Companies must do more to regain public trust after breaches: PwCReprints
Companies and C-suite executives need to do more to regain public trust in light of massive data breaches, according to a PricewaterhouseCoopers study released Wednesday.
PricewaterhouseCoopers said its 2018 Global State of Information Security Survey found that many organizations around the world are not doing all they can to protect privacy.
Privacy risk management needs reinvigoration and stronger integration with cybersecurity, the study said. “Consumers and regulators want this. For CEOs and boards, the existential question is less about the future of privacy and more about the future of their own organization.”
While the World Economic Forum’s 2018 Global Risks Report ranks both large-scale cyber attacks and major data breaches or fraud among the top five most likely risks in the next decade, PwC said its study, based on responses from 9,500 executives in 122 countries, “show(s) that many companies are still beginners in data-use governance.”

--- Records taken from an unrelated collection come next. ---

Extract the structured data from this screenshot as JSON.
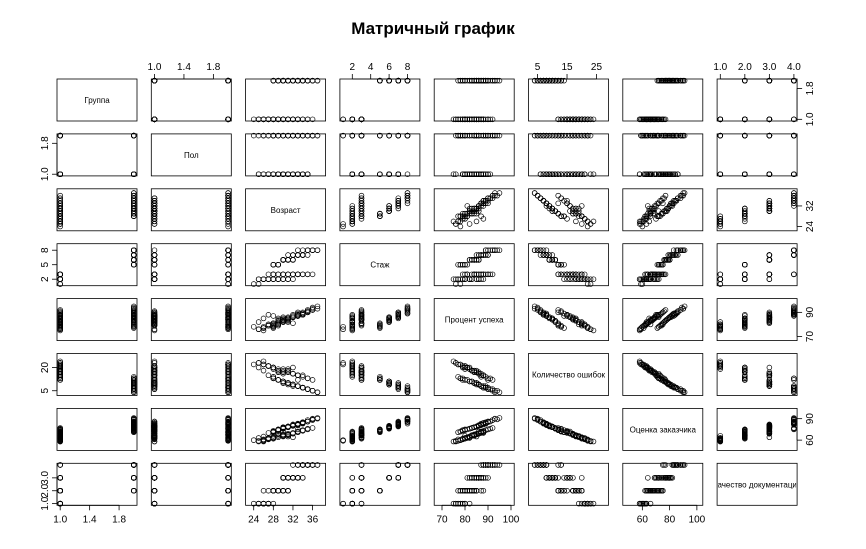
{
  "chart_data": {
    "type": "scatter-matrix",
    "title": "Матричный график",
    "variables": [
      {
        "name": "Группа",
        "range": [
          1,
          2
        ],
        "ticks": [
          1.0,
          1.4,
          1.8
        ],
        "tick_labels": [
          "1.0",
          "1.4",
          "1.8"
        ]
      },
      {
        "name": "Пол",
        "range": [
          1,
          2
        ],
        "ticks": [
          1.0,
          1.8
        ],
        "tick_labels": [
          "1.0",
          "1.8"
        ]
      },
      {
        "name": "Возраст",
        "range": [
          23,
          38
        ],
        "ticks": [
          24,
          28,
          32,
          36
        ],
        "tick_labels": [
          "24",
          "28",
          "32",
          "36"
        ]
      },
      {
        "name": "Стаж",
        "range": [
          1,
          9
        ],
        "ticks": [
          2,
          4,
          5,
          6,
          8
        ],
        "tick_labels": [
          "2",
          "4",
          "5",
          "6",
          "8"
        ]
      },
      {
        "name": "Процент успеха",
        "range": [
          68,
          100
        ],
        "ticks": [
          70,
          80,
          90,
          100
        ],
        "tick_labels": [
          "70",
          "80",
          "90",
          "100"
        ]
      },
      {
        "name": "Количество ошибок",
        "range": [
          3,
          28
        ],
        "ticks": [
          5,
          15,
          20,
          25
        ],
        "tick_labels": [
          "5",
          "15",
          "20",
          "25"
        ]
      },
      {
        "name": "Оценка заказчика",
        "range": [
          48,
          102
        ],
        "ticks": [
          60,
          80,
          90,
          100
        ],
        "tick_labels": [
          "60",
          "80",
          "90",
          "100"
        ]
      },
      {
        "name": "Качество документации",
        "range": [
          1,
          4
        ],
        "ticks": [
          1.0,
          2.0,
          3.0,
          4.0
        ],
        "tick_labels": [
          "1.0",
          "2.0",
          "3.0",
          "4.0"
        ]
      }
    ],
    "axis_labels_top": [
      {
        "var": 1,
        "ticks": [
          "1.0",
          "1.4",
          "1.8"
        ],
        "values": [
          1.0,
          1.4,
          1.8
        ]
      },
      {
        "var": 3,
        "ticks": [
          "2",
          "4",
          "6",
          "8"
        ],
        "values": [
          2,
          4,
          6,
          8
        ]
      },
      {
        "var": 5,
        "ticks": [
          "5",
          "15",
          "25"
        ],
        "values": [
          5,
          15,
          25
        ]
      },
      {
        "var": 7,
        "ticks": [
          "1.0",
          "2.0",
          "3.0",
          "4.0"
        ],
        "values": [
          1.0,
          2.0,
          3.0,
          4.0
        ]
      }
    ],
    "axis_labels_bottom": [
      {
        "var": 0,
        "ticks": [
          "1.0",
          "1.4",
          "1.8"
        ],
        "values": [
          1.0,
          1.4,
          1.8
        ]
      },
      {
        "var": 2,
        "ticks": [
          "24",
          "28",
          "32",
          "36"
        ],
        "values": [
          24,
          28,
          32,
          36
        ]
      },
      {
        "var": 4,
        "ticks": [
          "70",
          "80",
          "90",
          "100"
        ],
        "values": [
          70,
          80,
          90,
          100
        ]
      },
      {
        "var": 6,
        "ticks": [
          "60",
          "80",
          "100"
        ],
        "values": [
          60,
          80,
          100
        ]
      }
    ],
    "axis_labels_left": [
      {
        "var": 1,
        "ticks": [
          "1.0",
          "1.8"
        ],
        "values": [
          1.0,
          1.8
        ]
      },
      {
        "var": 3,
        "ticks": [
          "2",
          "5",
          "8"
        ],
        "values": [
          2,
          5,
          8
        ]
      },
      {
        "var": 5,
        "ticks": [
          "5",
          "20"
        ],
        "values": [
          5,
          20
        ]
      },
      {
        "var": 7,
        "ticks": [
          "1.0",
          "2.0",
          "3.0"
        ],
        "values": [
          1.0,
          2.0,
          3.0
        ]
      }
    ],
    "axis_labels_right": [
      {
        "var": 0,
        "ticks": [
          "1.0",
          "1.8"
        ],
        "values": [
          1.0,
          1.8
        ]
      },
      {
        "var": 2,
        "ticks": [
          "24",
          "32"
        ],
        "values": [
          24,
          32
        ]
      },
      {
        "var": 4,
        "ticks": [
          "70",
          "90"
        ],
        "values": [
          70,
          90
        ]
      },
      {
        "var": 6,
        "ticks": [
          "60",
          "90"
        ],
        "values": [
          60,
          90
        ]
      }
    ],
    "observations": [
      [
        1,
        1,
        25,
        2,
        82,
        20,
        63,
        1
      ],
      [
        1,
        1,
        26,
        2,
        85,
        18,
        65,
        2
      ],
      [
        1,
        2,
        24,
        1,
        78,
        22,
        60,
        1
      ],
      [
        1,
        1,
        27,
        2,
        88,
        15,
        70,
        2
      ],
      [
        1,
        2,
        28,
        3,
        80,
        19,
        66,
        1
      ],
      [
        1,
        1,
        26,
        2,
        75,
        24,
        58,
        1
      ],
      [
        1,
        2,
        29,
        3,
        84,
        17,
        68,
        2
      ],
      [
        1,
        1,
        30,
        2,
        86,
        16,
        72,
        3
      ],
      [
        1,
        2,
        27,
        3,
        79,
        21,
        62,
        1
      ],
      [
        1,
        1,
        31,
        3,
        83,
        18,
        67,
        2
      ],
      [
        1,
        2,
        28,
        2,
        87,
        14,
        71,
        2
      ],
      [
        1,
        1,
        32,
        3,
        81,
        20,
        64,
        3
      ],
      [
        1,
        2,
        25,
        1,
        76,
        23,
        59,
        1
      ],
      [
        1,
        1,
        29,
        3,
        85,
        17,
        69,
        2
      ],
      [
        1,
        2,
        33,
        3,
        90,
        12,
        75,
        3
      ],
      [
        1,
        1,
        30,
        2,
        82,
        19,
        65,
        2
      ],
      [
        1,
        2,
        26,
        2,
        77,
        22,
        61,
        1
      ],
      [
        1,
        1,
        34,
        3,
        88,
        15,
        73,
        3
      ],
      [
        1,
        2,
        31,
        3,
        84,
        18,
        67,
        2
      ],
      [
        1,
        1,
        27,
        2,
        80,
        21,
        63,
        1
      ],
      [
        1,
        2,
        32,
        3,
        86,
        16,
        70,
        3
      ],
      [
        1,
        1,
        28,
        2,
        79,
        20,
        62,
        2
      ],
      [
        1,
        2,
        35,
        3,
        91,
        13,
        76,
        4
      ],
      [
        1,
        1,
        29,
        2,
        83,
        18,
        66,
        2
      ],
      [
        1,
        2,
        30,
        3,
        85,
        17,
        68,
        2
      ],
      [
        1,
        1,
        33,
        3,
        87,
        15,
        72,
        3
      ],
      [
        1,
        2,
        26,
        2,
        78,
        22,
        60,
        1
      ],
      [
        1,
        1,
        31,
        2,
        82,
        19,
        65,
        2
      ],
      [
        1,
        2,
        28,
        3,
        81,
        20,
        64,
        2
      ],
      [
        1,
        1,
        34,
        3,
        89,
        14,
        74,
        3
      ],
      [
        1,
        2,
        27,
        2,
        80,
        21,
        62,
        1
      ],
      [
        1,
        1,
        30,
        3,
        84,
        17,
        67,
        2
      ],
      [
        1,
        2,
        32,
        2,
        86,
        16,
        69,
        3
      ],
      [
        1,
        1,
        25,
        2,
        76,
        23,
        58,
        1
      ],
      [
        1,
        2,
        33,
        3,
        88,
        15,
        71,
        3
      ],
      [
        1,
        1,
        29,
        2,
        83,
        18,
        66,
        2
      ],
      [
        1,
        2,
        36,
        3,
        92,
        12,
        77,
        4
      ],
      [
        1,
        1,
        28,
        3,
        81,
        20,
        63,
        2
      ],
      [
        1,
        2,
        31,
        2,
        85,
        17,
        68,
        2
      ],
      [
        1,
        1,
        27,
        2,
        79,
        21,
        61,
        1
      ],
      [
        1,
        2,
        30,
        3,
        84,
        18,
        66,
        2
      ],
      [
        1,
        1,
        32,
        3,
        87,
        16,
        70,
        3
      ],
      [
        1,
        2,
        26,
        2,
        77,
        22,
        59,
        1
      ],
      [
        1,
        1,
        35,
        3,
        90,
        13,
        75,
        4
      ],
      [
        1,
        2,
        29,
        2,
        82,
        19,
        64,
        2
      ],
      [
        1,
        1,
        31,
        3,
        86,
        17,
        69,
        3
      ],
      [
        1,
        2,
        28,
        2,
        80,
        20,
        63,
        2
      ],
      [
        1,
        1,
        33,
        3,
        88,
        15,
        72,
        3
      ],
      [
        2,
        1,
        30,
        6,
        84,
        10,
        78,
        3
      ],
      [
        2,
        2,
        32,
        7,
        88,
        8,
        82,
        4
      ],
      [
        2,
        1,
        29,
        5,
        80,
        12,
        75,
        2
      ],
      [
        2,
        2,
        34,
        7,
        90,
        7,
        85,
        4
      ],
      [
        2,
        1,
        31,
        6,
        85,
        9,
        79,
        3
      ],
      [
        2,
        2,
        28,
        5,
        78,
        13,
        72,
        2
      ],
      [
        2,
        1,
        33,
        7,
        87,
        8,
        83,
        4
      ],
      [
        2,
        2,
        35,
        8,
        92,
        6,
        88,
        4
      ],
      [
        2,
        1,
        30,
        6,
        83,
        11,
        77,
        3
      ],
      [
        2,
        2,
        36,
        8,
        93,
        5,
        90,
        4
      ],
      [
        2,
        1,
        32,
        6,
        86,
        9,
        80,
        3
      ],
      [
        2,
        2,
        29,
        5,
        79,
        12,
        74,
        2
      ],
      [
        2,
        1,
        34,
        7,
        89,
        7,
        84,
        4
      ],
      [
        2,
        2,
        31,
        6,
        84,
        10,
        78,
        3
      ],
      [
        2,
        1,
        33,
        7,
        87,
        8,
        81,
        3
      ],
      [
        2,
        2,
        30,
        6,
        82,
        11,
        76,
        3
      ],
      [
        2,
        1,
        35,
        8,
        91,
        6,
        86,
        4
      ],
      [
        2,
        2,
        28,
        5,
        77,
        14,
        71,
        2
      ],
      [
        2,
        1,
        32,
        7,
        86,
        9,
        80,
        3
      ],
      [
        2,
        2,
        34,
        7,
        89,
        7,
        83,
        4
      ],
      [
        2,
        1,
        31,
        6,
        85,
        10,
        79,
        3
      ],
      [
        2,
        2,
        36,
        8,
        94,
        5,
        89,
        4
      ],
      [
        2,
        1,
        29,
        5,
        80,
        12,
        74,
        2
      ],
      [
        2,
        2,
        33,
        7,
        88,
        8,
        82,
        4
      ],
      [
        2,
        1,
        30,
        6,
        83,
        11,
        77,
        3
      ],
      [
        2,
        2,
        35,
        8,
        90,
        6,
        86,
        4
      ],
      [
        2,
        1,
        32,
        6,
        86,
        9,
        80,
        3
      ],
      [
        2,
        2,
        31,
        7,
        85,
        10,
        79,
        3
      ],
      [
        2,
        1,
        34,
        7,
        88,
        7,
        84,
        4
      ],
      [
        2,
        2,
        28,
        5,
        78,
        13,
        72,
        2
      ],
      [
        2,
        1,
        33,
        7,
        87,
        8,
        81,
        3
      ],
      [
        2,
        2,
        37,
        8,
        95,
        4,
        91,
        4
      ],
      [
        2,
        1,
        30,
        6,
        84,
        10,
        78,
        3
      ],
      [
        2,
        2,
        32,
        6,
        86,
        9,
        80,
        3
      ],
      [
        2,
        1,
        29,
        5,
        81,
        12,
        75,
        2
      ],
      [
        2,
        2,
        34,
        8,
        89,
        7,
        85,
        4
      ],
      [
        2,
        1,
        31,
        6,
        85,
        10,
        79,
        3
      ],
      [
        2,
        2,
        36,
        8,
        92,
        5,
        88,
        4
      ],
      [
        2,
        1,
        33,
        7,
        87,
        8,
        82,
        3
      ],
      [
        2,
        2,
        30,
        6,
        83,
        11,
        77,
        3
      ],
      [
        2,
        1,
        35,
        7,
        90,
        6,
        86,
        4
      ],
      [
        2,
        2,
        32,
        7,
        86,
        9,
        81,
        3
      ],
      [
        2,
        1,
        28,
        5,
        79,
        13,
        73,
        2
      ],
      [
        2,
        2,
        34,
        7,
        88,
        7,
        84,
        4
      ],
      [
        2,
        1,
        31,
        6,
        84,
        10,
        78,
        3
      ],
      [
        2,
        2,
        33,
        8,
        89,
        8,
        83,
        4
      ],
      [
        2,
        1,
        30,
        6,
        82,
        11,
        76,
        3
      ],
      [
        2,
        2,
        37,
        8,
        93,
        4,
        90,
        4
      ]
    ]
  }
}
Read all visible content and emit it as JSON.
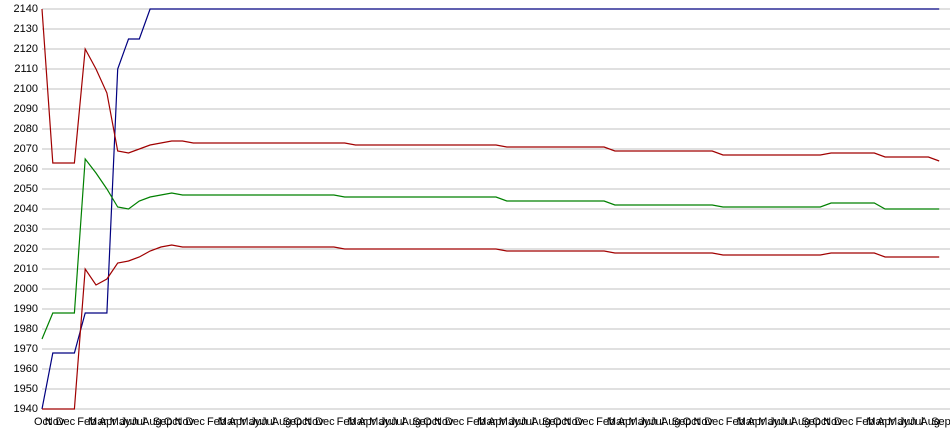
{
  "chart_data": {
    "type": "line",
    "categories": [
      "Oct",
      "Nov",
      "Dec",
      null,
      "Feb",
      "Mar",
      "Apr",
      "May",
      "Jun",
      "Jul",
      "Aug",
      "Sep",
      "Oct",
      "Nov",
      "Dec",
      null,
      "Feb",
      "Mar",
      "Apr",
      "May",
      "Jun",
      "Jul",
      "Aug",
      "Sep",
      "Oct",
      "Nov",
      "Dec",
      null,
      "Feb",
      "Mar",
      "Apr",
      "May",
      "Jun",
      "Jul",
      "Aug",
      "Sep",
      "Oct",
      "Nov",
      "Dec",
      null,
      "Feb",
      "Mar",
      "Apr",
      "May",
      "Jun",
      "Jul",
      "Aug",
      "Sep",
      "Oct",
      "Nov",
      "Dec",
      null,
      "Feb",
      "Mar",
      "Apr",
      "May",
      "Jun",
      "Jul",
      "Aug",
      "Sep",
      "Oct",
      "Nov",
      "Dec",
      null,
      "Feb",
      "Mar",
      "Apr",
      "May",
      "Jun",
      "Jul",
      "Aug",
      "Sep",
      "Oct",
      "Nov",
      "Dec",
      null,
      "Feb",
      "Mar",
      "Apr",
      "May",
      "Jun",
      "Jul",
      "Aug",
      "Sep"
    ],
    "series": [
      {
        "color": "#000080",
        "values": [
          1940,
          1968,
          1968,
          1968,
          1988,
          1988,
          1988,
          2110,
          2125,
          2125,
          2140,
          2140,
          2140,
          2140,
          2140,
          2140,
          2140,
          2140,
          2140,
          2140,
          2140,
          2140,
          2140,
          2140,
          2140,
          2140,
          2140,
          2140,
          2140,
          2140,
          2140,
          2140,
          2140,
          2140,
          2140,
          2140,
          2140,
          2140,
          2140,
          2140,
          2140,
          2140,
          2140,
          2140,
          2140,
          2140,
          2140,
          2140,
          2140,
          2140,
          2140,
          2140,
          2140,
          2140,
          2140,
          2140,
          2140,
          2140,
          2140,
          2140,
          2140,
          2140,
          2140,
          2140,
          2140,
          2140,
          2140,
          2140,
          2140,
          2140,
          2140,
          2140,
          2140,
          2140,
          2140,
          2140,
          2140,
          2140,
          2140,
          2140,
          2140,
          2140,
          2140,
          2140
        ]
      },
      {
        "color": "#a00000",
        "values": [
          2140,
          2063,
          2063,
          2063,
          2120,
          2110,
          2098,
          2069,
          2068,
          2070,
          2072,
          2073,
          2074,
          2074,
          2073,
          2073,
          2073,
          2073,
          2073,
          2073,
          2073,
          2073,
          2073,
          2073,
          2073,
          2073,
          2073,
          2073,
          2073,
          2072,
          2072,
          2072,
          2072,
          2072,
          2072,
          2072,
          2072,
          2072,
          2072,
          2072,
          2072,
          2072,
          2072,
          2071,
          2071,
          2071,
          2071,
          2071,
          2071,
          2071,
          2071,
          2071,
          2071,
          2069,
          2069,
          2069,
          2069,
          2069,
          2069,
          2069,
          2069,
          2069,
          2069,
          2067,
          2067,
          2067,
          2067,
          2067,
          2067,
          2067,
          2067,
          2067,
          2067,
          2068,
          2068,
          2068,
          2068,
          2068,
          2066,
          2066,
          2066,
          2066,
          2066,
          2064
        ]
      },
      {
        "color": "#008000",
        "values": [
          1975,
          1988,
          1988,
          1988,
          2065,
          2058,
          2050,
          2041,
          2040,
          2044,
          2046,
          2047,
          2048,
          2047,
          2047,
          2047,
          2047,
          2047,
          2047,
          2047,
          2047,
          2047,
          2047,
          2047,
          2047,
          2047,
          2047,
          2047,
          2046,
          2046,
          2046,
          2046,
          2046,
          2046,
          2046,
          2046,
          2046,
          2046,
          2046,
          2046,
          2046,
          2046,
          2046,
          2044,
          2044,
          2044,
          2044,
          2044,
          2044,
          2044,
          2044,
          2044,
          2044,
          2042,
          2042,
          2042,
          2042,
          2042,
          2042,
          2042,
          2042,
          2042,
          2042,
          2041,
          2041,
          2041,
          2041,
          2041,
          2041,
          2041,
          2041,
          2041,
          2041,
          2043,
          2043,
          2043,
          2043,
          2043,
          2040,
          2040,
          2040,
          2040,
          2040,
          2040
        ]
      },
      {
        "color": "#a00000",
        "values": [
          1940,
          1940,
          1940,
          1940,
          2010,
          2002,
          2005,
          2013,
          2014,
          2016,
          2019,
          2021,
          2022,
          2021,
          2021,
          2021,
          2021,
          2021,
          2021,
          2021,
          2021,
          2021,
          2021,
          2021,
          2021,
          2021,
          2021,
          2021,
          2020,
          2020,
          2020,
          2020,
          2020,
          2020,
          2020,
          2020,
          2020,
          2020,
          2020,
          2020,
          2020,
          2020,
          2020,
          2019,
          2019,
          2019,
          2019,
          2019,
          2019,
          2019,
          2019,
          2019,
          2019,
          2018,
          2018,
          2018,
          2018,
          2018,
          2018,
          2018,
          2018,
          2018,
          2018,
          2017,
          2017,
          2017,
          2017,
          2017,
          2017,
          2017,
          2017,
          2017,
          2017,
          2018,
          2018,
          2018,
          2018,
          2018,
          2016,
          2016,
          2016,
          2016,
          2016,
          2016
        ]
      }
    ],
    "ylim": [
      1940,
      2140
    ],
    "yticks": [
      1940,
      1950,
      1960,
      1970,
      1980,
      1990,
      2000,
      2010,
      2020,
      2030,
      2040,
      2050,
      2060,
      2070,
      2080,
      2090,
      2100,
      2110,
      2120,
      2130,
      2140
    ],
    "grid": true
  }
}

In addition, PwC’s 2017 U.S. Consumer Intelligence Series survey revealed that just 25% of consumers said they believe most companies handle sensitive personal data responsibly.
Sean Joyce, PwC’s U.S. cybersecurity and privacy leader, said few companies are building cyber and privacy risk management into the digital transformation properly. Mr. Joyce said in the report that “the winners of the future are going to be the ones that from the design phase all the way to production build in that risk management — it’s a brand-defining opportunity.”
The study said that organizations of all sizes should boost the engagement of corporate boards in the oversight of cyber and privacy risk management.
Less than one-third of the survey respondents said their corporate board directly participates in a review of current security and privacy risks. For companies worth more than $25 billion, PwC said the figure is only a bit higher.
About two-thirds of respondents worldwide said their organization has put a chief privacy officer or similar executive in charge of privacy, PwC said.
“Cyber security, privacy and trust are increasingly intertwined within and outside the organization,” the report said. “CEOs must lead and not simply delegate data protection and privacy issues to others who are not fully responsible for driving the business and setting the risk appetite.”